The case, referred to the Court of Justice of the European Union by a court in Tallinn, arises from a dispute involving Estonian telecom operator Elisa Eesti AS. In 2022, the company sought approval to use equipment from Huawei in its 2G–4G and 5G networks. Estonian authorities refused, citing the “high-risk” nature of the supplier and potential threats to national security.

In her Opinion, Ćapeta confirms that Member States may, “in principle, exclude hardware and software from their telecommunications infrastructure on the basis that the manufacturer of that equipment poses a risk to their national security.” This position reinforces the broad discretion governments retain in safeguarding critical infrastructure, particularly in sensitive sectors such as telecommunications.

However, the Opinion firmly rejects the idea of unchecked discretion. Measures adopted on national security grounds must remain subject to judicial scrutiny and comply with core principles of EU law. In particular, the Advocate General stresses that such decisions must be proportionate. Authorities cannot rely on “a general suspicion” toward a supplier but must instead carry out “a specific assessment of the use of the intended equipment and the risks associated therewith.”

The Opinion also highlights the role of the European Electronic Communications Code, which establishes security requirements for telecom networks across the EU. Because these rules align national and EU security interests, Member States may rely on risk assessments conducted at EU level or by other national authorities, reinforcing a coordinated approach to telecom security.

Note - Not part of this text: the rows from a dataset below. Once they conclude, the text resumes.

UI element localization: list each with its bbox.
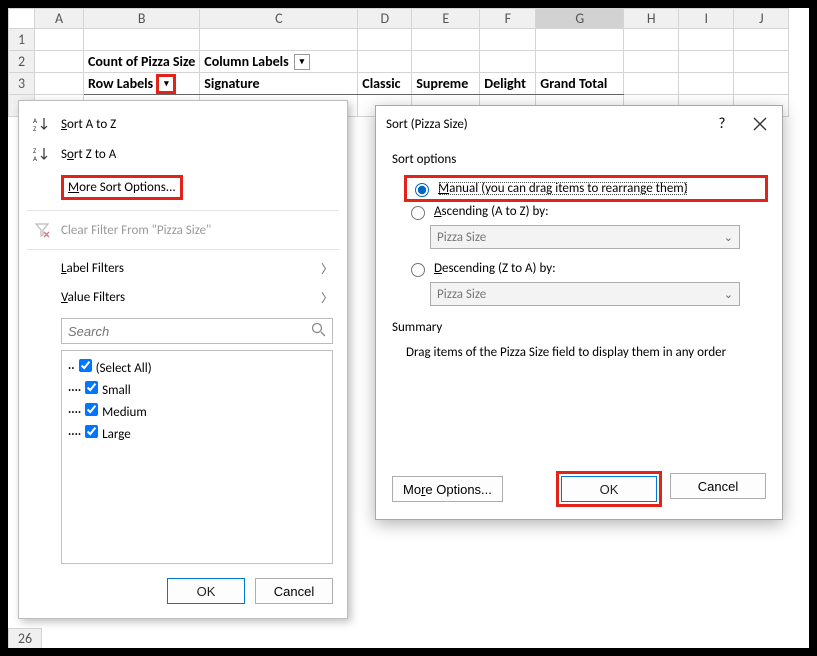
- radio-descending[interactable]: [411, 263, 425, 277]
- radio-manual-row[interactable]: Manual (you can drag items to rearrange …: [406, 177, 766, 200]
- sort-az-label: Sort A to Z: [61, 117, 116, 132]
- ascending-field-select[interactable]: Pizza Size ⌄: [430, 225, 740, 249]
- sort-a-to-z[interactable]: AZ Sort A to Z: [19, 109, 347, 139]
- dialog-titlebar: Sort (Pizza Size) ?: [376, 106, 782, 142]
- col-H[interactable]: H: [624, 9, 679, 29]
- sort-za-label: Sort Z to A: [61, 147, 116, 162]
- svg-text:A: A: [33, 154, 38, 163]
- radio-manual[interactable]: [415, 183, 429, 197]
- row-1[interactable]: 1: [9, 29, 35, 51]
- search-box: [61, 318, 333, 344]
- search-input[interactable]: [61, 318, 333, 344]
- row-3[interactable]: 3: [9, 73, 35, 95]
- row-labels-dropdown[interactable]: ▾: [158, 76, 174, 92]
- pivot-column-labels: Column Labels ▾: [200, 51, 358, 73]
- more-sort-options-label: More Sort Options...: [61, 175, 183, 200]
- col-I[interactable]: I: [679, 9, 734, 29]
- clear-filter-icon: [33, 221, 51, 239]
- filter-dropdown-menu: AZ Sort A to Z ZA Sort Z to A More Sort …: [18, 100, 348, 619]
- header-signature: Signature: [200, 73, 358, 95]
- dialog-cancel-button[interactable]: Cancel: [670, 473, 766, 499]
- filter-ok-button[interactable]: OK: [167, 578, 245, 604]
- column-labels-dropdown[interactable]: ▾: [294, 54, 310, 70]
- col-D[interactable]: D: [358, 9, 412, 29]
- col-J[interactable]: J: [734, 9, 789, 29]
- more-sort-options[interactable]: More Sort Options...: [19, 169, 347, 206]
- row-2[interactable]: 2: [9, 51, 35, 73]
- dialog-title: Sort (Pizza Size): [386, 117, 468, 132]
- more-options-button[interactable]: More Options...: [392, 476, 503, 502]
- label-filters[interactable]: Label Filters 〉: [19, 254, 347, 283]
- checkbox-select-all[interactable]: [79, 359, 92, 372]
- search-icon: [311, 322, 327, 342]
- tree-item-small[interactable]: ····Small: [66, 377, 328, 399]
- col-B[interactable]: B: [84, 9, 200, 29]
- checkbox-large[interactable]: [85, 425, 98, 438]
- radio-ascending[interactable]: [411, 206, 425, 220]
- clear-filter-label: Clear Filter From "Pizza Size": [61, 223, 211, 238]
- col-F[interactable]: F: [480, 9, 536, 29]
- summary-text: Drag items of the Pizza Size field to di…: [406, 345, 766, 360]
- sort-dialog: Sort (Pizza Size) ? Sort options Manual …: [375, 105, 783, 520]
- checkbox-medium[interactable]: [85, 403, 98, 416]
- sort-options-label: Sort options: [392, 152, 766, 167]
- col-A[interactable]: A: [35, 9, 84, 29]
- tree-item-select-all[interactable]: ··(Select All): [66, 355, 328, 377]
- value-filters[interactable]: Value Filters 〉: [19, 283, 347, 312]
- chevron-down-icon: ⌄: [724, 231, 733, 244]
- clear-filter: Clear Filter From "Pizza Size": [19, 215, 347, 245]
- dialog-help-button[interactable]: ?: [710, 112, 734, 136]
- chevron-right-icon: 〉: [321, 289, 333, 306]
- radio-manual-label: Manual (you can drag items to rearrange …: [438, 181, 688, 196]
- chevron-down-icon: ⌄: [724, 288, 733, 301]
- checkbox-small[interactable]: [85, 381, 98, 394]
- sort-za-icon: ZA: [33, 145, 51, 163]
- select-all-corner[interactable]: [9, 9, 35, 29]
- chevron-right-icon: 〉: [321, 260, 333, 277]
- svg-text:Z: Z: [33, 124, 37, 133]
- sort-az-icon: AZ: [33, 115, 51, 133]
- header-grand-total: Grand Total: [536, 73, 624, 95]
- radio-descending-row[interactable]: Descending (Z to A) by:: [406, 257, 766, 280]
- col-E[interactable]: E: [412, 9, 480, 29]
- col-C[interactable]: C: [200, 9, 358, 29]
- header-delight: Delight: [480, 73, 536, 95]
- value-filters-label: Value Filters: [61, 290, 125, 305]
- radio-descending-label: Descending (Z to A) by:: [434, 261, 556, 276]
- filter-cancel-button[interactable]: Cancel: [255, 578, 333, 604]
- descending-field-select[interactable]: Pizza Size ⌄: [430, 282, 740, 306]
- header-supreme: Supreme: [412, 73, 480, 95]
- label-filters-label: Label Filters: [61, 261, 124, 276]
- tree-item-medium[interactable]: ····Medium: [66, 399, 328, 421]
- col-G[interactable]: G: [536, 9, 624, 29]
- filter-item-list: ··(Select All) ····Small ····Medium ····…: [61, 350, 333, 564]
- sort-z-to-a[interactable]: ZA Sort Z to A: [19, 139, 347, 169]
- header-classic: Classic: [358, 73, 412, 95]
- pivot-count-label: Count of Pizza Size: [84, 51, 200, 73]
- dialog-ok-button[interactable]: OK: [561, 476, 657, 502]
- radio-ascending-label: Ascending (A to Z) by:: [434, 204, 549, 219]
- summary-label: Summary: [392, 320, 766, 335]
- dialog-close-button[interactable]: [748, 112, 772, 136]
- radio-ascending-row[interactable]: Ascending (A to Z) by:: [406, 200, 766, 223]
- pivot-row-labels-cell: Row Labels ▾: [84, 73, 200, 95]
- row-26[interactable]: 26: [8, 628, 42, 650]
- tree-item-large[interactable]: ····Large: [66, 421, 328, 443]
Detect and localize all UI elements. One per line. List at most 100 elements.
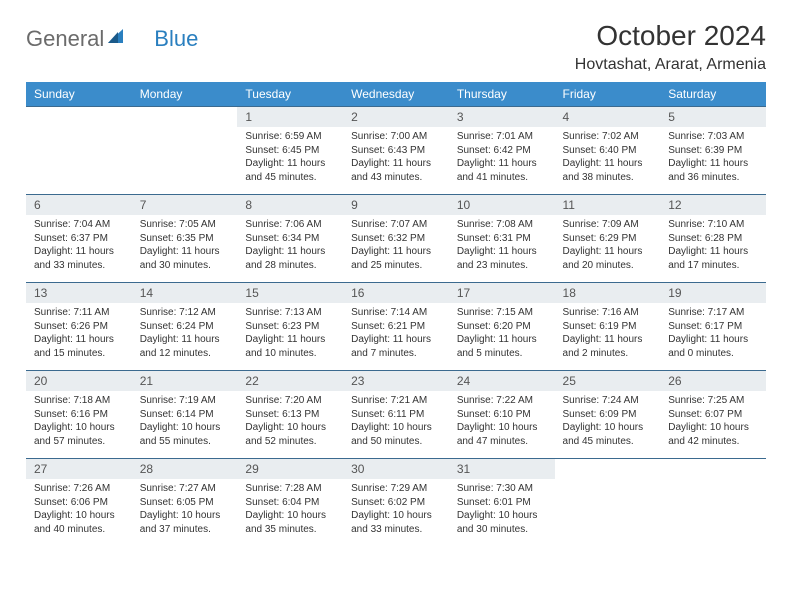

On the question of property rights, the Advocate General draws an important distinction. Restrictions on using certain equipment do not amount to a deprivation of property under Article 17 of the EU Charter, but rather a limitation on its use. As a result, companies are “in principle, not entitled to compensation,” unless a national court determines that the burden imposed is disproportionately severe.

While the Opinion is not binding, it provides a strong indication of how the Court may approach the balance between national security and internal market freedoms. The final judgment, expected at a later stage, will be closely watched for its implications on Europe’s approach to high-risk vendors and the legal limits of security-driven market restrictions.